Even though Matthew uses three chapters for this sermon, it can be only a minuscule fraction of Jesus’ teachings. It undoubtedly covers things that he said repeatedly at various times (as every great teacher does). But even if he said it in one sermon, it would have taken him only about 20 minutes, and surely Jesus preached longer than that if multitudes came to listen to him “from Galilee, the Decapolis (10 cities), Jerusalem, and Judea, and from beyond the Jordan.”

Consider how perfect Jesus’ words were. Even those who might never have read the Gospel know many of the quotations that came from the Sermon on the Mount, beginning with the Our Father and the Golden Rule. How about “Turn the other cheek,” “Where your treasure is, there also will your heart be,” “You cannot serve both God and mammon” and “Stop judging, that you may not be judged”? I could list a dozen or more other short quotations that people are familiar with.

The sermon began with what we know as the Beatitudes—our rules for life: Blessed are the poor in spirit, they who mourn, the meek, they who hunger and thirst for righteousness, the merciful, the clean of heart, the peacemakers, and they who are persecuted for the sake of righteousness.
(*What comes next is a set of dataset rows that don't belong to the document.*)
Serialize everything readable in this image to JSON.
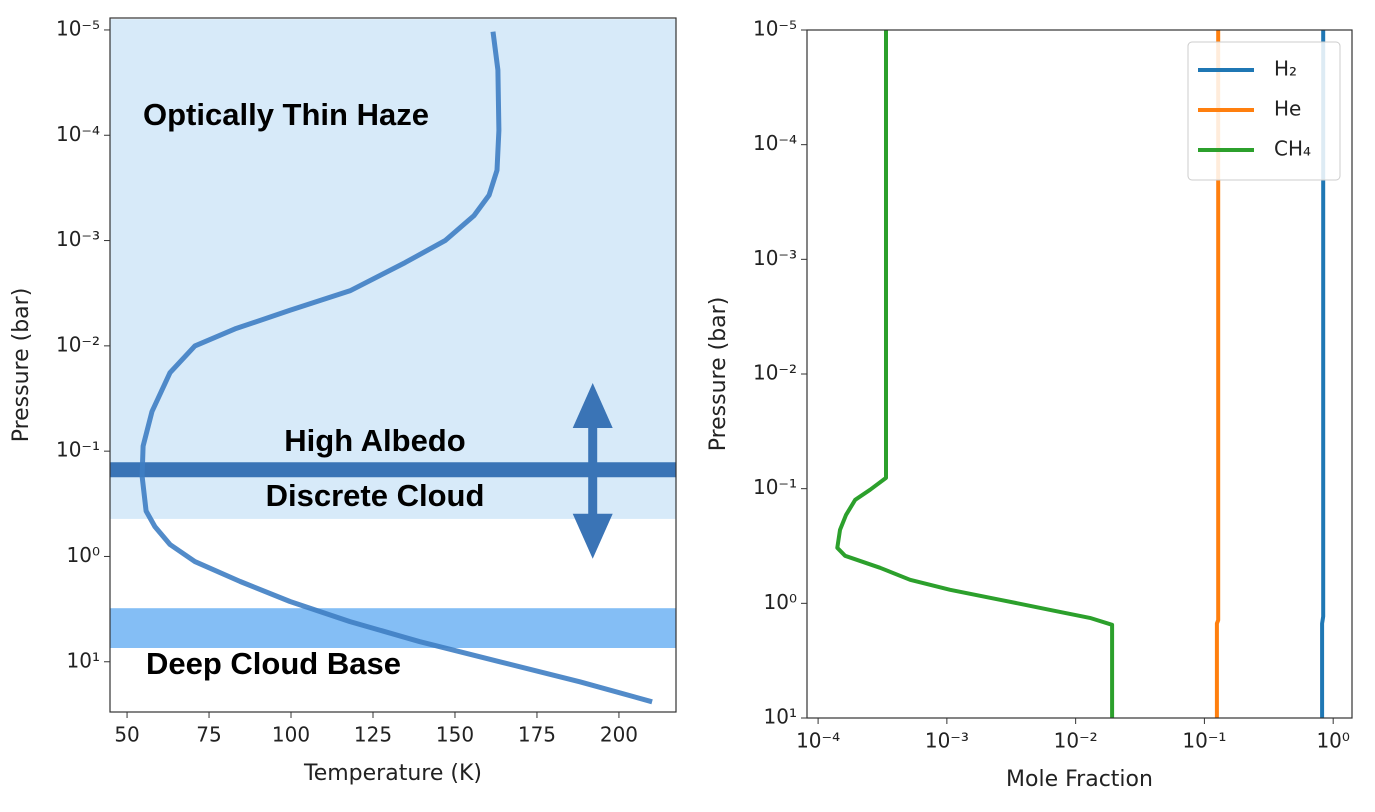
{
  "chart_data": [
    {
      "type": "line",
      "xlabel": "Temperature (K)",
      "ylabel": "Pressure (bar)",
      "xlim": [
        44.8,
        217.4
      ],
      "xticks": [
        50,
        75,
        100,
        125,
        150,
        175,
        200
      ],
      "ylim": [
        30,
        7.7e-06
      ],
      "yscale": "log",
      "yticks": [
        {
          "value": 1e-05,
          "label": "10⁻⁵"
        },
        {
          "value": 0.0001,
          "label": "10⁻⁴"
        },
        {
          "value": 0.001,
          "label": "10⁻³"
        },
        {
          "value": 0.01,
          "label": "10⁻²"
        },
        {
          "value": 0.1,
          "label": "10⁻¹"
        },
        {
          "value": 1,
          "label": "10⁰"
        },
        {
          "value": 10,
          "label": "10¹"
        }
      ],
      "x": [
        161.6,
        163.1,
        163.4,
        162.8,
        160.4,
        155.8,
        147.0,
        134.8,
        118.0,
        99.7,
        82.9,
        70.7,
        63.1,
        57.6,
        54.9,
        54.6,
        55.8,
        58.5,
        63.1,
        70.7,
        84.5,
        99.7,
        118.0,
        139.3,
        163.7,
        188.1,
        210.1
      ],
      "series": [
        {
          "color": "#3f7ec3",
          "values": [
            1.04e-05,
            2.4e-05,
            9e-05,
            0.000215,
            0.00037,
            0.00058,
            0.001,
            0.00162,
            0.003,
            0.0046,
            0.0069,
            0.01,
            0.018,
            0.042,
            0.0895,
            0.173,
            0.37,
            0.52,
            0.77,
            1.12,
            1.73,
            2.68,
            4.16,
            6.45,
            10,
            15.5,
            24
          ]
        }
      ],
      "haze_range": [
        0.44,
        7.9e-06
      ],
      "haze_color": "#d7eaf9",
      "deep_cloud_range": [
        3.1,
        7.4
      ],
      "deep_cloud_color": "#84bef5",
      "cloud_level": 0.15,
      "cloud_color": "#3a74b6",
      "arrow_x": 192,
      "arrow_range": [
        1.05,
        0.0225
      ],
      "annotations": [
        "Optically Thin Haze",
        "High Albedo",
        "Discrete Cloud",
        "Deep Cloud Base"
      ]
    },
    {
      "type": "line",
      "xlabel": "Mole Fraction",
      "ylabel": "Pressure (bar)",
      "xlim": [
        8.2e-05,
        1.4
      ],
      "xscale": "log",
      "xticks": [
        {
          "value": 0.0001,
          "label": "10⁻⁴"
        },
        {
          "value": 0.001,
          "label": "10⁻³"
        },
        {
          "value": 0.01,
          "label": "10⁻²"
        },
        {
          "value": 0.1,
          "label": "10⁻¹"
        },
        {
          "value": 1,
          "label": "10⁰"
        }
      ],
      "ylim": [
        10,
        1e-05
      ],
      "yscale": "log",
      "yticks": [
        {
          "value": 1e-05,
          "label": "10⁻⁵"
        },
        {
          "value": 0.0001,
          "label": "10⁻⁴"
        },
        {
          "value": 0.001,
          "label": "10⁻³"
        },
        {
          "value": 0.01,
          "label": "10⁻²"
        },
        {
          "value": 0.1,
          "label": "10⁻¹"
        },
        {
          "value": 1,
          "label": "10⁰"
        },
        {
          "value": 10,
          "label": "10¹"
        }
      ],
      "legend": "upper right",
      "series": [
        {
          "name": "H₂",
          "color": "#1f77b4",
          "x": [
            0.836,
            0.836,
            0.82,
            0.82
          ],
          "values": [
            1e-05,
            1.3,
            1.5,
            10
          ]
        },
        {
          "name": "He",
          "color": "#ff7f0e",
          "x": [
            0.128,
            0.128,
            0.125,
            0.125
          ],
          "values": [
            1e-05,
            1.4,
            1.5,
            10
          ]
        },
        {
          "name": "CH₄",
          "color": "#2ca02c",
          "x": [
            0.000337,
            0.000337,
            0.000254,
            0.000194,
            0.000165,
            0.000148,
            0.000141,
            0.000162,
            0.000303,
            0.000518,
            0.00106,
            0.00259,
            0.00633,
            0.0129,
            0.0192,
            0.0192
          ],
          "values": [
            1e-05,
            0.0805,
            0.102,
            0.125,
            0.169,
            0.229,
            0.328,
            0.385,
            0.49,
            0.624,
            0.762,
            0.931,
            1.14,
            1.34,
            1.54,
            10
          ]
        }
      ]
    }
  ]
}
There are rewards for them all, if not in this world then in the next, “in the kingdom of heaven.”

Jesus gives six examples of the conduct demanded of his disciples. Each deals with a commandment of the law, introduced with “You have heard it said to your ancestors” or its equivalent. That is followed by, “But I say to you,” and Jesus’ teaching in respect to that commandment.

He accepts the Jewish law in three of those six instances, but extends or deepens it: concerning anger and conflict, adultery and lust, and love of neighbor and enemy. He rejects the other three as a standard of conduct: divorce, swearing, and “an eye for an eye and a tooth for a tooth.”